The role of metabolism in ovarian aging is poorly described, despite the fact that ovaries fail earlier than most other organs. Growing interest in ovarian function is being driven by recent evidence that mammalian females routinely generate new oocytes during adult life through the activity of germline stem cells. In this perspective, we overview the female reproductive system as a powerful and clinically relevant model to understand links between aging and metabolism, and we discuss new concepts for how oocytes and their precursor cells might be altered metabolically to sustain or increase ovarian function and fertility in women.

Figure 1. Longevity pathways that promote health and survival

Current data indicate that environmental signals alter the pace of aging by modulating key metabolic sensors, such as SIRT1 and AMPK. These pathways interact with both mTOR and insulin/IGF-1 to control cell growth and energy intake. Obesity and aging reduce the ratios of NAD⁺/NADH and AMP/ATP, whereas DR has the opposite effect. Downstream, the actions of two transcriptional regulators, PGC-1α and FOXO, induce mitochondrial function and stress resistance, among other protective mechanisms. Together, this network coordinates cellular responses to stress, nutrient availability and metabolic demands, with mitochondria as key nexus points.

Figure 2. Proposed method of improving human IVF outcomes with AUGMENT

Reduced mitochondrial activity and bioenergetic potential contribute to aging-related impairments in female fertility, even with the use of assisted reproductive technologies such as IVF. Delivery of mitochondria derived from a patient’s own natural egg precursor cells (OSCs) into that same patient’s eggs during intracytoplasmic sperm injection raises the threshold level of mitochondria in that egg, providing sufficient energy to support successful fertilization and embryogenesis.
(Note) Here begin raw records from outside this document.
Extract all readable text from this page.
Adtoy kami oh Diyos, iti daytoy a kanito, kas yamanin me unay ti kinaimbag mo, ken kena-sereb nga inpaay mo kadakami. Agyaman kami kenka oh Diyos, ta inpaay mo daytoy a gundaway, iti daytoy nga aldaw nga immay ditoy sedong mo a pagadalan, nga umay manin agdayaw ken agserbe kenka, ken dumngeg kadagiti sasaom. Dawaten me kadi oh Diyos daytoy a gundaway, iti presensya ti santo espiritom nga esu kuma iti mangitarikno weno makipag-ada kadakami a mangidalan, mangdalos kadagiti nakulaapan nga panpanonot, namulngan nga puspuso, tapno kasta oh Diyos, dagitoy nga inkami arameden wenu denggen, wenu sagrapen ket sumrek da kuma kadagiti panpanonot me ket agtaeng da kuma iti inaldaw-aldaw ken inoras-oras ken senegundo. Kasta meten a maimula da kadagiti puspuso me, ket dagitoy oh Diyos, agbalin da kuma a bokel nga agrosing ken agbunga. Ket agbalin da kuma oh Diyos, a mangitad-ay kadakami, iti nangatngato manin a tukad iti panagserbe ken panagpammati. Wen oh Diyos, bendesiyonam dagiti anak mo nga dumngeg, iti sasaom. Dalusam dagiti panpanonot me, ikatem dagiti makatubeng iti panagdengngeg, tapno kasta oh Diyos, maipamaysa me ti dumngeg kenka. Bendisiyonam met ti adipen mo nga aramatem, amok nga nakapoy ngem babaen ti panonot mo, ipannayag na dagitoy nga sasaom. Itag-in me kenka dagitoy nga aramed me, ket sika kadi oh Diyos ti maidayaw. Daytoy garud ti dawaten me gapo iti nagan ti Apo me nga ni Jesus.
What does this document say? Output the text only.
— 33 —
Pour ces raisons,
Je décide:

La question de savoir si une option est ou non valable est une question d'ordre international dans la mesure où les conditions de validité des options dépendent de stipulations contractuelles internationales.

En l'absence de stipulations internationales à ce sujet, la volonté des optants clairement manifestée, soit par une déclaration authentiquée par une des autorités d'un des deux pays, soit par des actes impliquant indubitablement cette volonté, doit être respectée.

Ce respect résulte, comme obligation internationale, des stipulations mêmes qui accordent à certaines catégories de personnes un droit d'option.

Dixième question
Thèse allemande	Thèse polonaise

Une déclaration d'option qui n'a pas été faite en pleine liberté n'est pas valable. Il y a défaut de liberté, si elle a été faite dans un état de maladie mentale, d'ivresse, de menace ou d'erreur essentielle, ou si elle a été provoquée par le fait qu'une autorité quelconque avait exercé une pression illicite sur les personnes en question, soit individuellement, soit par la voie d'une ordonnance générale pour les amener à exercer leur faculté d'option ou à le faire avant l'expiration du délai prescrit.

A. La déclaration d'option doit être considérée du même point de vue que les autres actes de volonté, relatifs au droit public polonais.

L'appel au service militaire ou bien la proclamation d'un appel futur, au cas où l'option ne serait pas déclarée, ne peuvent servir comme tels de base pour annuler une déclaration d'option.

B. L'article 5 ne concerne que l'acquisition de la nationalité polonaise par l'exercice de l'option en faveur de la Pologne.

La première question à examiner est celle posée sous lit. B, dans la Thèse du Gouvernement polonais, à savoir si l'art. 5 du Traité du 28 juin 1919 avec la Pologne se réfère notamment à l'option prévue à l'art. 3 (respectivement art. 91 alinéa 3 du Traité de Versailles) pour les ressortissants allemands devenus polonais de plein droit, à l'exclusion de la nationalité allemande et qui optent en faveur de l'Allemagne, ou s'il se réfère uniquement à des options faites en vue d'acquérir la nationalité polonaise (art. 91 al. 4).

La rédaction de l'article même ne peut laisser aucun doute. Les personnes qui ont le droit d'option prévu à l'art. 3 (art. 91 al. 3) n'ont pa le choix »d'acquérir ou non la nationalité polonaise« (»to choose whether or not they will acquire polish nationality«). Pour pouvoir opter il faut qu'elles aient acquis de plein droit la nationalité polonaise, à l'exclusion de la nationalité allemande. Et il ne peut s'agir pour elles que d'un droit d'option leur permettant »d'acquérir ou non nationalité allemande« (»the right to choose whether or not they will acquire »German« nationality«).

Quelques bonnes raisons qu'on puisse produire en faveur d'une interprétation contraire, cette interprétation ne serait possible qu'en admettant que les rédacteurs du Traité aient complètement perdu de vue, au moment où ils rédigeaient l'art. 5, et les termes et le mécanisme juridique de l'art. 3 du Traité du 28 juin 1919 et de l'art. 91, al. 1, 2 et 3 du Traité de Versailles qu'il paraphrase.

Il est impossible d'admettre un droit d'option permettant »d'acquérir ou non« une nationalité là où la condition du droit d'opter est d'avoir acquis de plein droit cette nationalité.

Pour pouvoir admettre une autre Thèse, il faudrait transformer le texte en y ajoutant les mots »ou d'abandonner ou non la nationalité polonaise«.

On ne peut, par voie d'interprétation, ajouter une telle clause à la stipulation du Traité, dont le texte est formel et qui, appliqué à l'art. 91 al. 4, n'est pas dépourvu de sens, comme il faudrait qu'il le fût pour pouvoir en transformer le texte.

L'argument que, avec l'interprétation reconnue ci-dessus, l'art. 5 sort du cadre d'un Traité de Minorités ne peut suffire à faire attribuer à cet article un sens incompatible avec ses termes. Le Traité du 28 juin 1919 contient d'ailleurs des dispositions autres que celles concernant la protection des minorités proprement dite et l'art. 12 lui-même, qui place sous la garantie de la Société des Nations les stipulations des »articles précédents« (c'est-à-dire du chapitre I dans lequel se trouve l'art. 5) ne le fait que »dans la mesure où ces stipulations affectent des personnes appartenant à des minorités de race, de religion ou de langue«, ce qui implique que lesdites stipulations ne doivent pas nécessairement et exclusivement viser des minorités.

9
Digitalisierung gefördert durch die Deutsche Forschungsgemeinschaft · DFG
Figure 3. Identification and utility of female germ cell mitochondrial boosters

Culture of human OSCs, which are natural precursor cells for human oocytes, allows high-throughput screening of biological and pharmacological entities for their ability to increase various aspects of mitochondrial dynamics, including mtDNA content, mitochondrial membrane potential, and ATP-generating capacity. Positive hits can be further tested using a combination of in vitro and in vivo assays to assess if aging-related impairments in egg quality, embryonic developmental competence and fertility can be minimized.

Figure 4. Negative impact of maternal aging on ovulated egg quality and female fertility

Schematic depiction of how maternal aging-associated deficits in bioenergetic potential in oocytes compromises their ability to form fertilization-competent eggs. Insufficient energy in the eggs of older females leads to impaired meiotic spindle formation and maintenance, unequal segregation of genetic material at the completion of meiosis during fertilization, and aneuploid conceptions, which result in pre-implantation embryonic growth arrest, implantation failure, miscarriage and birth defects.